Northam to strengthen grip over RBPlat as its top executives prepare to join board

NORTHAM Platinum is to strengthen its grip over the future direction of Royal Bafokeng Platinum (RBPlat) by having its principal directors, the CEO Paul Dunne and Aletta Coetzee, Northam’s CFO, elected to the RBPlat’s board.

RBPlat said in a statement to the Johannesburg Stock Exchange this morning that Northam had asked it to convene a shareholders meeting for the purpose of the elections – both of which would be non-executive. This is in terms of the Companies Act which allows for a majority shareholder to have representatives at board level.

On November 9, Northam said it would buy a 32.76% stake in RBPlat from Royal Bafokeng Holdings for R17bn in shares and cash. The offer trumped Impala Platinum (Implats) which had earlier announced plans for the 100% takeover of RBPlat.

“The board will take appropriate steps to deal with its obligations in accordance with the Companies Act, the JSE listings requirements and the company’s memorandum of incorporation,” said RBPlat regarding Northam’s request.

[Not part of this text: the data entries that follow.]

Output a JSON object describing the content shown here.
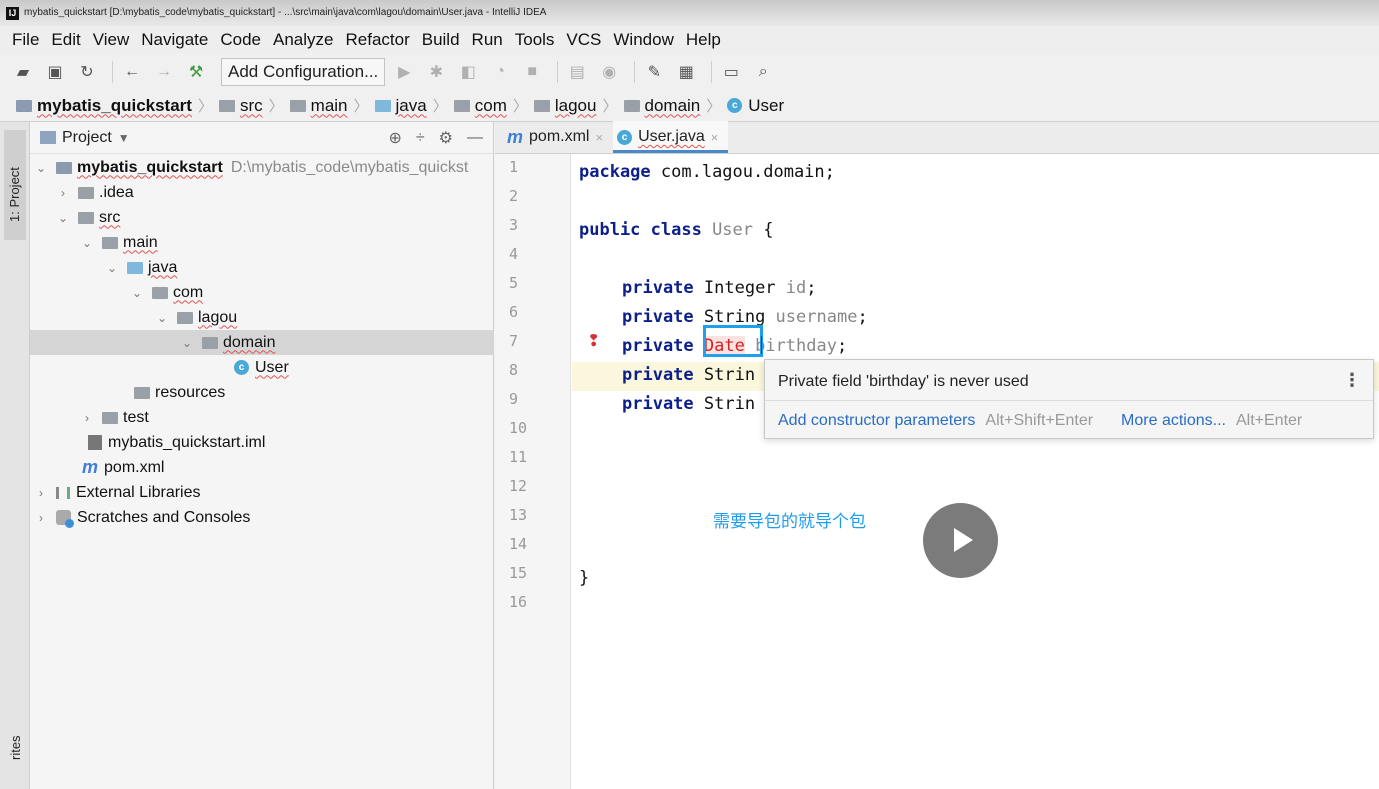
{
  "window": {
    "title": "mybatis_quickstart [D:\\mybatis_code\\mybatis_quickstart] - ...\\src\\main\\java\\com\\lagou\\domain\\User.java - IntelliJ IDEA"
  },
  "menu": [
    "File",
    "Edit",
    "View",
    "Navigate",
    "Code",
    "Analyze",
    "Refactor",
    "Build",
    "Run",
    "Tools",
    "VCS",
    "Window",
    "Help"
  ],
  "toolbar": {
    "run_config": "Add Configuration..."
  },
  "breadcrumb": [
    "mybatis_quickstart",
    "src",
    "main",
    "java",
    "com",
    "lagou",
    "domain",
    "User"
  ],
  "side_strip": {
    "project_tab": "1: Project",
    "bottom_tab": "rites"
  },
  "project_panel": {
    "title": "Project",
    "tree": [
      {
        "label": "mybatis_quickstart",
        "path": "D:\\mybatis_code\\mybatis_quickst"
      },
      {
        "label": ".idea"
      },
      {
        "label": "src"
      },
      {
        "label": "main"
      },
      {
        "label": "java"
      },
      {
        "label": "com"
      },
      {
        "label": "lagou"
      },
      {
        "label": "domain"
      },
      {
        "label": "User"
      },
      {
        "label": "resources"
      },
      {
        "label": "test"
      },
      {
        "label": "mybatis_quickstart.iml"
      },
      {
        "label": "pom.xml"
      },
      {
        "label": "External Libraries"
      },
      {
        "label": "Scratches and Consoles"
      }
    ]
  },
  "editor": {
    "tabs": [
      "pom.xml",
      "User.java"
    ],
    "line_numbers": [
      "1",
      "2",
      "3",
      "4",
      "5",
      "6",
      "7",
      "8",
      "9",
      "10",
      "11",
      "12",
      "13",
      "14",
      "15",
      "16"
    ],
    "code": {
      "l1_kw": "package",
      "l1_rest": " com.lagou.domain;",
      "l3_kw": "public class",
      "l3_name": " User",
      "l3_rest": " {",
      "l5_kw": "private",
      "l5_type": " Integer ",
      "l5_field": "id",
      "l5_end": ";",
      "l6_kw": "private",
      "l6_type": " String ",
      "l6_field": "username",
      "l6_end": ";",
      "l7_kw": "private",
      "l7_type": "Date",
      "l7_field": " birthday",
      "l7_end": ";",
      "l8_kw": "private",
      "l8_type": " Strin",
      "l9_kw": "private",
      "l9_type": " Strin",
      "l15": "}"
    }
  },
  "popup": {
    "message": "Private field 'birthday' is never used",
    "more_icon": "⋮",
    "action1": "Add constructor parameters",
    "action1_shortcut": "Alt+Shift+Enter",
    "action2": "More actions...",
    "action2_shortcut": "Alt+Enter"
  },
  "overlay": {
    "subtitle": "需要导包的就导个包"
  },
  "colors": {
    "accent": "#4a88c7",
    "error": "#d62020",
    "highlight_box": "#1ea0ef",
    "keyword": "#0c1f8a"
  }
}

With two seats at the table, Northam Platinum will be able to influence where RBPlat goes from here especially should Implats return with its own proposal for RBPlat that could involve a joint venture. In that scenario, Implats could potentially buy the balance of RBPlat shares not owned by Northam, although Northam has the option of increasing its stake to just below 35% of the company.

In a note on November 16, Noah Capital Markets analyst René Hochreiter said a joint venture between Northam and Implats in RBPlat’s assets “made a lot of sense” and that the future of Implats’ Rustenburg operations “depends on it” post 2030.

The Rustenburg (Lease) mines had more natural synergies with the neighbouring RBPlats’ Styldrift and Bafokeng Rasimone Platinum Mines operations whilst Northam’s assets were much farther away. However, Implats would need 50% plus one share and manage the RBPlats operations for both sides to benefit from those synergies, Hochreiter said.

“Implats may even pay up front for the synergies by adding a premium to their average bid to RBPlat shareholders; Implats’ Lease area needs life,” said Hochreiter. “Northam would benefit if it shared in the synergies, which we think will run into R2bn to R3bn, even if it must split the synergies with Implats,” he said.